Be careful when setting up a DNS server.

Due to corporate office needs, I deployed a DNS server on the LAN. The DNS server address parameters on all clients are set to the IP address of the server. And a new domain called "rtj.net" has been created in the DNS server for enterprise employees to access the internal website.

But after testing, users can access the intranet normally, but there will be problems when accessing websites on the Internet. After modifying the client's DNS server address to the IP address of the public network DNS server, the author can access the website on the Internet, but cannot access the internal website of the enterprise. However, in order to save money, the "rtj.net" domain is not registered on the public network's DNS server. It can only be resolved by the internal DNS server of the enterprise network. Is there a way to achieve the best of both worlds?

Analysis

DNS (Domain Name Server) is a huge distributed database. It provides domain name resolution through domain name server to provide domain name resolution. Domain name server is responsible for converting domain name to IP address. It is impossible to put all the domain name information on the Internet in the same computer. Therefore, the DNS system uses a tree structure to store domain name information of different hierarchical domains in different domain name servers, and the highest layer is the root domain server.
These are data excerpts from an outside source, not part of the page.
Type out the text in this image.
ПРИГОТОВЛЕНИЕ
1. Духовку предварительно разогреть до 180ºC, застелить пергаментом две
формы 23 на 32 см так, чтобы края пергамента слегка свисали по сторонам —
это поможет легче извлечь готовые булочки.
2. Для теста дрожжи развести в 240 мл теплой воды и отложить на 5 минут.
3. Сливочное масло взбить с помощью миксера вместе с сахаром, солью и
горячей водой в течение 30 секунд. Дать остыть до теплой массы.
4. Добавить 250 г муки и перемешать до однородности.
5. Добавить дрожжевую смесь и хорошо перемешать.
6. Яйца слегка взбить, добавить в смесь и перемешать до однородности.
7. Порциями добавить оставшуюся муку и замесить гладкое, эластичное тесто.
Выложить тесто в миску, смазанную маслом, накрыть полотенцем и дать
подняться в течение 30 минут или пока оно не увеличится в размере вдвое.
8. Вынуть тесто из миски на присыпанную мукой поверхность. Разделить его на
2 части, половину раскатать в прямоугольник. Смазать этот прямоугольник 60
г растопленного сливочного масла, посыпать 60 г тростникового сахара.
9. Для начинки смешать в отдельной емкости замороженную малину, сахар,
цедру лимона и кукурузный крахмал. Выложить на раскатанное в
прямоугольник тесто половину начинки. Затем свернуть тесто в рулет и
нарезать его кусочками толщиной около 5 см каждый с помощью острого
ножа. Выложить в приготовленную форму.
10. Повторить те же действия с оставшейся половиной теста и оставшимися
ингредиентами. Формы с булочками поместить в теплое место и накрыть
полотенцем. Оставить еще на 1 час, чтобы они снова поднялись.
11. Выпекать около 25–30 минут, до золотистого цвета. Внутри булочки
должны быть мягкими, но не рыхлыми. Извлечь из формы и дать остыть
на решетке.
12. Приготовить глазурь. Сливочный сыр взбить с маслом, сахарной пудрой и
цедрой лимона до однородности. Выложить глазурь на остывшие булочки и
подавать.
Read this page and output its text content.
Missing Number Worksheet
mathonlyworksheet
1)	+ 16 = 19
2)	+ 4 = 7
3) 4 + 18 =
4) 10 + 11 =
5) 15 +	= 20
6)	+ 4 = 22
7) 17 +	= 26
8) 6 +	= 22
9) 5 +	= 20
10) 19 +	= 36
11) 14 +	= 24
To resolve a domain name named www.fyssz.net, the client first needs to contact the local domain name server. If the domain name information is not found, the local domain name server will send a request to the root domain server. The IP address of www.fyssz.net, the root domain server finds that the domain name does not belong to its own jurisdiction, but belongs to a domain under the net, it will notify the domain name server to contact the domain name server of the net domain to obtain more information. A list of addresses of all net domain name servers sent to the local domain name server. The local domain name server will then continue to send resolution requests to these servers until the domain name server to which the fyssz.net domain belongs is found and the IP address information of www.fyssz.net is returned to the client.

Since the author created the root domain and the net domain in the DNS server on the LAN, when the DNS server receives the domain name that cannot be resolved, it will mistakenly think that it is the root domain server and cannot find the Internet. The real root domain server, so there is a problem with clients not being able to access the website using a domain name.

Solution

First delete the root domain, net domain and rtj.net domain in the DNS server, and then re-create a rtj.net domain, this domain is created to enable the client to Normal access to corporate intranets. At the same time, be aware that in addition to the domains necessary for the internal website of the enterprise, the domain should be created as little as possible to prevent the DNS server from resolving the domain name incorrectly or unable to resolve it.